背景过敏性疾病通常是指一组主要由肥大细胞或嗜酸性粒细胞活化引起的异质性疾病，包括特应性皮炎（AD）、过敏性鼻炎（AR）和哮喘。哮喘、过敏性鼻炎和过敏性皮炎共影响着全球约五分之一的人口，给社会造成了巨大的经济负担。尽管目前已有治疗过敏性疾病的药物，但已证明这些药物不足以控制复发和阻止疾病进展。因此，需要新的药物靶点来预防过敏性疾病的发生。方法我们采用孟德尔随机化方法来确定治疗过敏性疾病的潜在药物靶点。利用最新报道的全基因组关联研究（GWAS）中 1537 种血浆蛋白的 1798 个遗传工具，我们使用孟德尔随机方法分析了 Ferreira MA 等人的 GWAS 统计摘要（nCase = 180,129, nControl = 180,709）。此外，我们还通过 FinnGen 和英国生物库队列的 GWAS 数据验证了我们的研究结果。随后，我们通过反向因果分析、贝叶斯共定位分析和表型扫描进行了敏感性测试。此外，我们还进行了蛋白-蛋白相互作用分析，以确定因果蛋白之间的相互作用。最后，根据潜在的蛋白质靶点，我们进行了分子对接，以确定治疗过敏性疾病的潜在药物。结果在Bonferroni显著性（p < 3.25 × 10-5）下，孟德尔随机分析发现了11对显著相关的蛋白质-过敏性疾病。其中，TNFAIP3、ERBB3、TLR1 和 IL1RL2 蛋白水平的升高与过敏性疾病风险的降低有关，相应的几率比分别为 0.82（0.76-0.88）、0.74（0.66-0.82）、0.49（0.45-0.55）和 0.81（0.75-0.87）。相反，IL6R、IL1R1、ITPKA、IL1RL1、KYNU、LAYN 和 LRP11 蛋白水平的升高与过敏性疾病风险的升高有关，相应的几率比为 1.相应的几率比分别为 1.04 (1.03-1.05)、1.25 (1.18-1.34)、1.48 (1.25-1.75)、1.14 (1.11-1.18)、1.09 (1.05-1.12)、1.96 (1.56-2.47) 和 1.05 (1.03-1.07)。贝叶斯共定位分析表明，LAYN（coloc.abf-PPH4 = 0.819）和 TNFAIP3（coloc.abf-PPH4 = 0.930）具有与过敏性疾病相关的相同变异。结论我们的研究表明 TNFAIP3 和 LAYN 的表达水平与过敏性疾病风险之间存在因果关系，这表明它们是治疗这些疾病的潜在药物靶点，值得进一步临床研究。

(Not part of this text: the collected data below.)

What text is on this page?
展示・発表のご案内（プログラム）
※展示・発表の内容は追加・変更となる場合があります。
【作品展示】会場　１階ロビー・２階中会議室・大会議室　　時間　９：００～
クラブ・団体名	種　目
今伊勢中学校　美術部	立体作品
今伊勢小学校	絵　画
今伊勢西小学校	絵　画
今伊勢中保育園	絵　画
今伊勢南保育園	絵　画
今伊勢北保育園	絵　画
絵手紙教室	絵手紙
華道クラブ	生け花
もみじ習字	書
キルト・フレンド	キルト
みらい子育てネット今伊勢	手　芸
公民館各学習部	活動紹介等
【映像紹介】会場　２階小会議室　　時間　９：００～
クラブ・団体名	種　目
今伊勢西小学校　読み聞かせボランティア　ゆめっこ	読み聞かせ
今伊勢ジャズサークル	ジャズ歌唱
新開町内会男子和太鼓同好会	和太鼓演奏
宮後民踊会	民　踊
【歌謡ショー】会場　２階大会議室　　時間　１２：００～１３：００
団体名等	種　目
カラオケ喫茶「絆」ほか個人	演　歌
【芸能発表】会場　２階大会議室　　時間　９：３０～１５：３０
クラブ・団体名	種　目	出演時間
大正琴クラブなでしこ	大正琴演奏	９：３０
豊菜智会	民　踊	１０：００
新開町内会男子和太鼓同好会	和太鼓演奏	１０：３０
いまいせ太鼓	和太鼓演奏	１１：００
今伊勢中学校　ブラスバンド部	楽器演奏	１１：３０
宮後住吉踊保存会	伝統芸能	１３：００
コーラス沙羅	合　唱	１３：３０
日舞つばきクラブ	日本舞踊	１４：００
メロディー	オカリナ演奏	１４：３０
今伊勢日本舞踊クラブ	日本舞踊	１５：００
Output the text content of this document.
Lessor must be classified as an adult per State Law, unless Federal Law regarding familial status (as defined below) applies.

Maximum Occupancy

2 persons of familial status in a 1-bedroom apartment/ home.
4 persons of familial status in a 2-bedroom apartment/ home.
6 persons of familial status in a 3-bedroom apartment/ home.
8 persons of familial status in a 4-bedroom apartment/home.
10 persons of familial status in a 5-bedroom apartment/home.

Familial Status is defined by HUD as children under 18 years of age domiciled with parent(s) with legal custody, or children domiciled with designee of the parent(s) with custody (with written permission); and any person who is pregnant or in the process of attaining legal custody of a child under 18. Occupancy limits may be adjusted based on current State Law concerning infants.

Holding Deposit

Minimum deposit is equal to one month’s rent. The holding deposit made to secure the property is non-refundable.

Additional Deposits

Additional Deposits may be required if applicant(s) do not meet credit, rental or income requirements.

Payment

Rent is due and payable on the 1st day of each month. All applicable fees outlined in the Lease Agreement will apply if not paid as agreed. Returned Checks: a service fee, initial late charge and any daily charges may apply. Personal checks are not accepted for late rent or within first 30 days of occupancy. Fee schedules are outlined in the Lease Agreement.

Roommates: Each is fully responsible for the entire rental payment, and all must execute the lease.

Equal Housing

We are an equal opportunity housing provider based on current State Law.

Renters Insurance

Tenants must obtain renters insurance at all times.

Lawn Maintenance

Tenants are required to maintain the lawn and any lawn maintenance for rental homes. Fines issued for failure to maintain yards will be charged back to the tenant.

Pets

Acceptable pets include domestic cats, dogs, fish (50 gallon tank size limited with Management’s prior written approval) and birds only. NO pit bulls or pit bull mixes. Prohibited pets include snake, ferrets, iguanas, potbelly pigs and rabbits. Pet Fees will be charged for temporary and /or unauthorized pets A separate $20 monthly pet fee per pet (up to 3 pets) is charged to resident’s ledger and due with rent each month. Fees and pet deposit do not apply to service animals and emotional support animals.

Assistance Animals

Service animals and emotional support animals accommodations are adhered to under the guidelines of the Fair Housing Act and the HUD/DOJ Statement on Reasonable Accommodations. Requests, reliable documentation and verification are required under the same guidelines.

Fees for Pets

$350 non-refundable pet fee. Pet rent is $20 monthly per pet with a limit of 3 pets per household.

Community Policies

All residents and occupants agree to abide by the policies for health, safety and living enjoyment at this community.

本文章由计算机程序翻译，如有差异，请以英文原文为准。

求助全文

约1分钟内获得全文去求助

来源期刊

Clinical and Translational Allergy Immunology and Microbiology-Immunology

CiteScore

7.50

自引率

4.50%

发文量

117

审稿时长

12 weeks

期刊介绍： Clinical and Translational Allergy, one of several journals in the portfolio of the European Academy of Allergy and Clinical Immunology, provides a platform for the dissemination of allergy research and reviews, as well as EAACI position papers, task force reports and guidelines, amongst an international scientific audience. Clinical and Translational Allergy accepts clinical and translational research in the following areas and other related topics: asthma, rhinitis, rhinosinusitis, drug hypersensitivity, allergic conjunctivitis, allergic skin diseases, atopic eczema, urticaria, angioedema, venom hypersensitivity, anaphylaxis, food allergy, immunotherapy, immune modulators and biologics, animal models of allergic disease, immune mechanisms, or any other topic related to allergic disease.